Part 1: Relationship between $r$ and $t$

Given that sand is being poured at a constant rate onto a flat surface and forms a pile in the shape of a cone, we are to find how the radius $r$ of the base of the cone varies with time $t$, given that $r(0) = 0$.

Let:

• $r$ be the radius of the cone's base at time $t$.
• $h$ be the height of the cone.
• $V$ be the volume of the cone.

The volume $V$ of a cone is given by the formula: $V = \frac{1}{3} \pi r^2 h$ We are told that the slope of the cone is constant, which implies that the ratio of the height $h$ to the radius $r$ remains constant. Therefore, we can express $h$ in terms of $r$: $h = kr$ where $k$ is a constant representing the fixed ratio of height to radius (since the slope is constant).

Substituting $h = kr$ into the volume formula, we get: $V = \frac{1}{3} \pi r^2 (kr) = \frac{1}{3} \pi k r^3$ Thus, the volume of the cone is proportional to $r^3$: $V = C r^3$ where $C = \frac{1}{3} \pi k$ is a constant.

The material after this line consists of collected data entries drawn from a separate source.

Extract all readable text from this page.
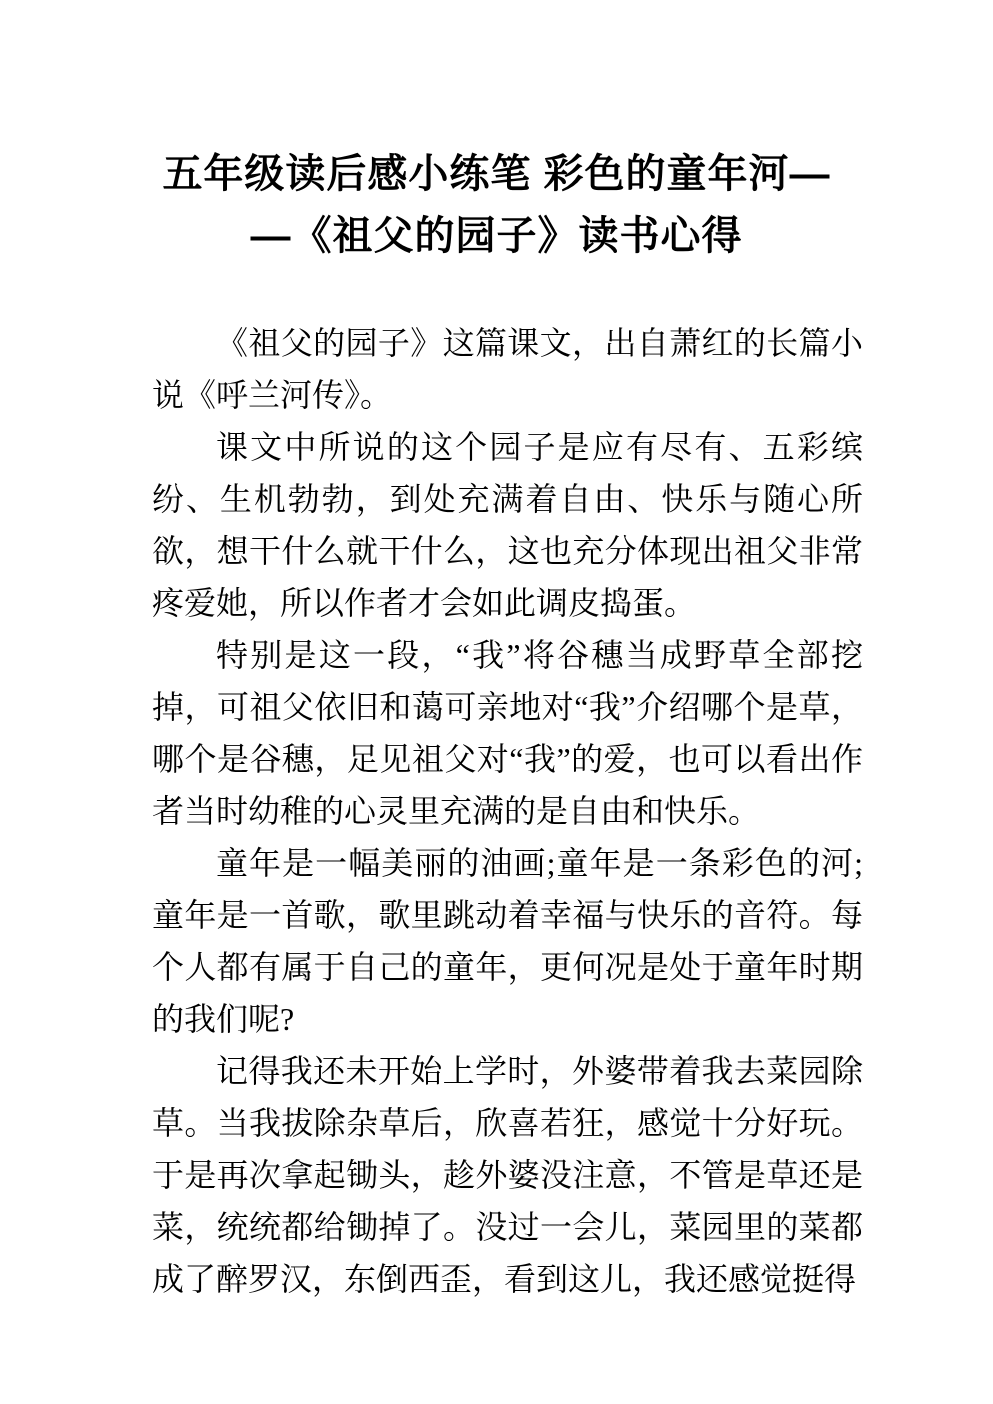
五年级读后感小练笔 彩色的童年河—
—《祖父的园子》读书心得

《祖父的园子》这篇课文，出自萧红的长篇小说《呼兰河传》。

课文中所说的这个园子是应有尽有、五彩缤纷、生机勃勃，到处充满着自由、快乐与随心所欲，想干什么就干什么，这也充分体现出祖父非常疼爱她，所以作者才会如此调皮捣蛋。

特别是这一段，“我”将谷穗当成野草全部挖掉，可祖父依旧和蔼可亲地对“我”介绍哪个是草，哪个是谷穗，足见祖父对“我”的爱，也可以看出作者当时幼稚的心灵里充满的是自由和快乐。

童年是一幅美丽的油画;童年是一条彩色的河;童年是一首歌，歌里跳动着幸福与快乐的音符。每个人都有属于自己的童年，更何况是处于童年时期的我们呢?

记得我还未开始上学时，外婆带着我去菜园除草。当我拔除杂草后，欣喜若狂，感觉十分好玩。于是再次拿起锄头，趁外婆没注意，不管是草还是菜，统统都给锄掉了。没过一会儿，菜园里的菜都成了醉罗汉，东倒西歪，看到这儿，我还感觉挺得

Since sand is being poured at a constant rate, the rate of change of the volume $\frac{dV}{dt}$ is constant. Let $\frac{dV}{dt} = Q$, where $Q$ is the constant rate of change of the volume: $\frac{dV}{dt} = Q$ But from the volume expression $V = C r^3$, we also have: $\frac{dV}{dt} = 3 C r^2 \frac{dr}{dt}$ Equating the two expressions for $\frac{dV}{dt}$: $3 C r^2 \frac{dr}{dt} = Q$ Solving for $\frac{dr}{dt}$: $\frac{dr}{dt} = \frac{Q}{3 C r^2}$

To find $r(t)$, we can separate the variables and integrate: $r^2 dr = \frac{Q}{3C} dt$ Integrating both sides: $\int r^2 dr = \int \frac{Q}{3C} dt$ $\frac{r^3}{3} = \frac{Qt}{3C} + \text{constant}$ Since $r(0) = 0$, the constant of integration is zero. Thus, we have: $\frac{r^3}{3} = \frac{Qt}{3C}$ Simplifying: $r^3 = \frac{Qt}{C}$ Therefore, the radius $r$ varies with time $t$ as: $r(t) = \left(\frac{Qt}{C}\right)^{\frac{1}{3}}$

Part 2: Time to Reach Radius $2r_1$

Let $t_1$ be the time it takes for the radius to reach $r_1$. From the expression for $r(t)$, we have: $r_1 = \left(\frac{Qt_1}{C}\right)^{\frac{1}{3}}$ Now, we want to find the time $t_2$ it takes for the radius to reach $2r_1$. Using the same formula for $r(t)$, we have: $2r_1 = \left(\frac{Qt_2}{C}\right)^{\frac{1}{3}}$ Taking the ratio of these two equations: $\frac{2r_1}{r_1} = \left(\frac{t_2}{t_1}\right)^{\frac{1}{3}}$ Simplifying: $2 = \left(\frac{t_2}{t_1}\right)^{\frac{1}{3}}$ Cubing both sides: $8 = \frac{t_2}{t_1}$ Thus, the time $t_2$ is: $t_2 = 8 t_1$

Final Answer:

• The radius $r$ varies with time as $r(t) = \left(\frac{Qt}{C}\right)^{\frac{1}{3}}$.
• If it takes a time $t_1$ for the radius to reach $r_1$, it will take a time $8 t_1$ for the radius to reach $2r_1$.

Do you want any details or have further questions?

Here are 5 relative questions to expand on the problem:

1. How does the height of the cone change with time if the slope is constant?
2. What would happen if the slope of the cone were allowed to vary with time?
3. Can you derive the volume flow rate $Q$ based on experimental data?
4. What if the sand were poured at a non-constant rate? How would the equations change?
5. How would you modify this model for different cone shapes or materials?

Tip: When integrating, always check the initial conditions to solve for any constants of integration.